– Выяснить, насколько хватает моих способностей. Есть ли какие-то ограничения по силе или длительности воздействия, нужно ли мне восстанавливаться после каждого успешного чародейства и т. д. и т. п.

– Пункт первый реализовать, желательно, без заметных и далеко идущих последствий.

– Придумать, как жить дальше.

Таким образом, «кто виноват?», мы худо-бедно прояснили. Осталось только выяснить «что делать?». К реализации первого пункта можно было приступать в любой момент. Но я очень серьёзно задумался над вторым. Первая эйфория уже прошла, и очень хотелось не наломать дров по неосторожности.

Ага, вот к примеру… Я сотворил себе кружку кофе с молоком и два горячих бутерброда – с копчёной колбасой и сыром, сверху присыпанных мелко порубленной зеленью. Бутерброды издавали такой аппетитный запах, что от холодильника, где лежал притихший Добрыня, донеслось жалостливое «У-ваф-ф!». Я покосился на пса и сотворил тазик с мелко порубленной говядиной.

Кошка изображала спящий режим.

Добрыня встал, понюхал предложенное угощение и неожиданно заявил:

– Ты бы, хозяин, это… кофе бы не пил, что ли.

Я покосился на кружку. Что-то мне кажется, или оттенок у напитка какой-то неправильный? Да и бутерброды уже не показались такими аппетитными. Вдруг я действительно сотворил что-то ядовитое?

– А что – что-то не так? – уж лучше в холодильнике порыться, чем сразу нарваться на второй пункт собственного плана.

Кошка приоткрыла левый глаз.

– Да нет, – Добрыня смачно зачавкал говядиной, – просто, говорят, он на здоровье плохо влияет.

Зверьё покатилось со смеху. Причём Варька чуть не свалилась со своего места, а Добрыня подавился и начал потешно откашливаться.

– Блин, шутники, перепугали! Вот так вам и надо! Будете знать, как надо мной потешаться.

– Ну, прости, хозяин, – Варежка потянулась, спрыгнула на пол и присоединилась к собачьему завтраку.

– Кстати, что вы заладили с этим хозяином – как-то неприлично. Теперь, по крайней мере… Зовите по имени, что ли. Меня, между прочим Василием зовут, если кто не знает.

– Я знаю, – собак на миг оторвался от еды. – Во дворе слышал.

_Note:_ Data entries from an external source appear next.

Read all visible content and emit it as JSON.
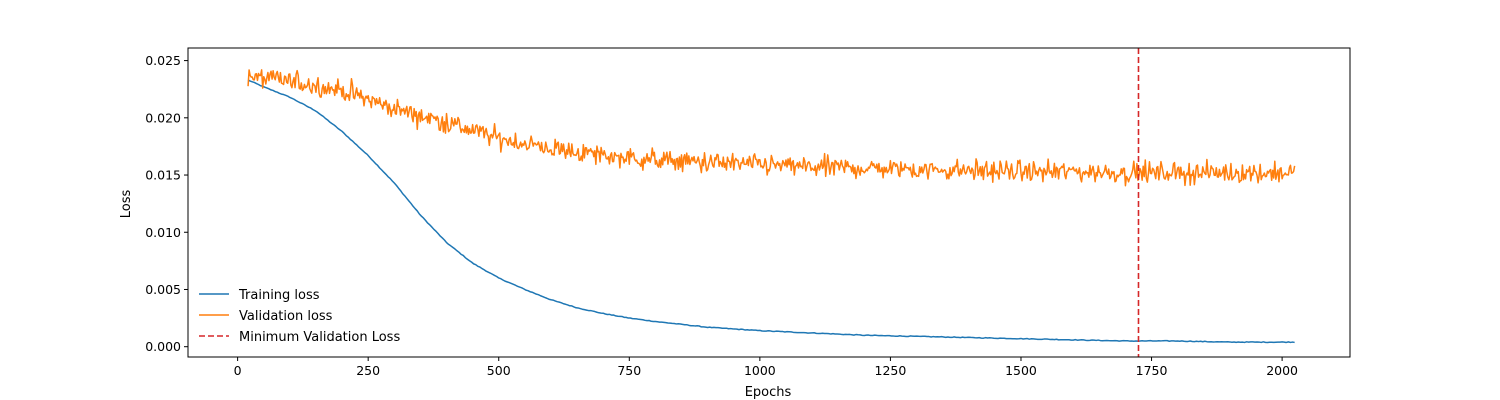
{
  "chart_data": {
    "type": "line",
    "title": "",
    "xlabel": "Epochs",
    "ylabel": "Loss",
    "xlim": [
      -95,
      2130
    ],
    "ylim": [
      -0.0009,
      0.0261
    ],
    "xticks": [
      0,
      250,
      500,
      750,
      1000,
      1250,
      1500,
      1750,
      2000
    ],
    "yticks": [
      0.0,
      0.005,
      0.01,
      0.015,
      0.02,
      0.025
    ],
    "ytick_labels": [
      "0.000",
      "0.005",
      "0.010",
      "0.015",
      "0.020",
      "0.025"
    ],
    "grid": false,
    "legend": {
      "position": "lower-left",
      "frame": false
    },
    "x_range": [
      20,
      2025
    ],
    "series": [
      {
        "name": "Training loss",
        "color": "#1f77b4",
        "style": "solid",
        "x": [
          20,
          50,
          100,
          150,
          200,
          250,
          300,
          350,
          400,
          450,
          500,
          550,
          600,
          650,
          700,
          750,
          800,
          900,
          1000,
          1100,
          1200,
          1300,
          1400,
          1500,
          1600,
          1700,
          1800,
          1900,
          2025
        ],
        "y": [
          0.0233,
          0.0227,
          0.0218,
          0.0206,
          0.0188,
          0.0167,
          0.0143,
          0.0115,
          0.0091,
          0.0073,
          0.006,
          0.005,
          0.0041,
          0.0034,
          0.0029,
          0.0025,
          0.0022,
          0.0017,
          0.0014,
          0.0012,
          0.001,
          0.0009,
          0.0008,
          0.0007,
          0.0006,
          0.0005,
          0.0005,
          0.0004,
          0.0004
        ]
      },
      {
        "name": "Validation loss",
        "color": "#ff7f0e",
        "style": "solid",
        "noise": 0.0008,
        "x": [
          20,
          100,
          200,
          300,
          400,
          500,
          600,
          700,
          800,
          900,
          1000,
          1100,
          1200,
          1300,
          1400,
          1500,
          1600,
          1700,
          1800,
          1900,
          2025
        ],
        "y": [
          0.0236,
          0.0232,
          0.0224,
          0.0208,
          0.0196,
          0.0182,
          0.0173,
          0.0167,
          0.0163,
          0.0161,
          0.0159,
          0.0157,
          0.0156,
          0.0155,
          0.0154,
          0.0153,
          0.0153,
          0.0152,
          0.0152,
          0.0152,
          0.0152
        ]
      }
    ],
    "vlines": [
      {
        "name": "Minimum Validation Loss",
        "x": 1725,
        "color": "#d62728",
        "style": "dashed"
      }
    ]
  }
}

– Точно. Я буду звать тебя Васькой – типично котовое имя, – чувствовалось, что кошке всё ещё хочется похохмить.

– Ладно, зовите, как хотите, – я доел рукотворный, в прямом смысле этого слова, завтрак, и меня наоборот охватило сонливое блаженство. Может истощился какой-нибудь маномагический резерв, а может сказывался банальный недосып. – Пойду-ка я посплю пару часиков. Никуда от меня теперь ваш континуум не убежит.

– Не убежит, – философски согласился Добрыня, – а я, пожалуй, во двор пойду – жарко у вас тут.

– Подожди, я с тобой, – кошка закончила умываться и потянулась.

Я выпустил своих животинок, закрыл дверь, и, добредя до кровати, провалился в глубокий здоровый сон.


* * *


Бабка Зинка была грозой всей нашей деревни и ещё двух соседних, давно сросшихся вытянувшимися вдоль дороги улицами.

Во-первых, она знала всё и про всех, помнила по именам не только местных жителей, но и их родственников, проживающих на всей территории России и за рубежом. Ей были известны клички всех собак, кошек и прочей значимой живности посёлка. Ко всему, она была профессиональной сплетницей, работающей из чисто спортивного интереса, и получающей от этого огромное удовольствие.

Во-вторых, каким-то мистическим образом, она умудрялась промелькнуть в одно и то же время на совершенно противоположных концах селения. Правда и её звучный голос было слышно издалека, что позволяло, при необходимости, загодя укрыться от её пристального внимания.

В-третьих, постоянно у кого-то занимала, а у кого-то и просто так стреляла мелкие суммы. Вроде как рублей десять-двадцать и не жалко, но просила Зинка регулярно, отдавать не торопилась, и со временем набегала приличная сумма. Впрочем, у неё не стояло целью скопить ни на особняк, ни даже на подержанный жигулёнок. На все добытые деньги бабка добросовестно покупала семечки, которые в неимоверных количествах уничтожала с помощью оставшихся у неё четырёх зубов.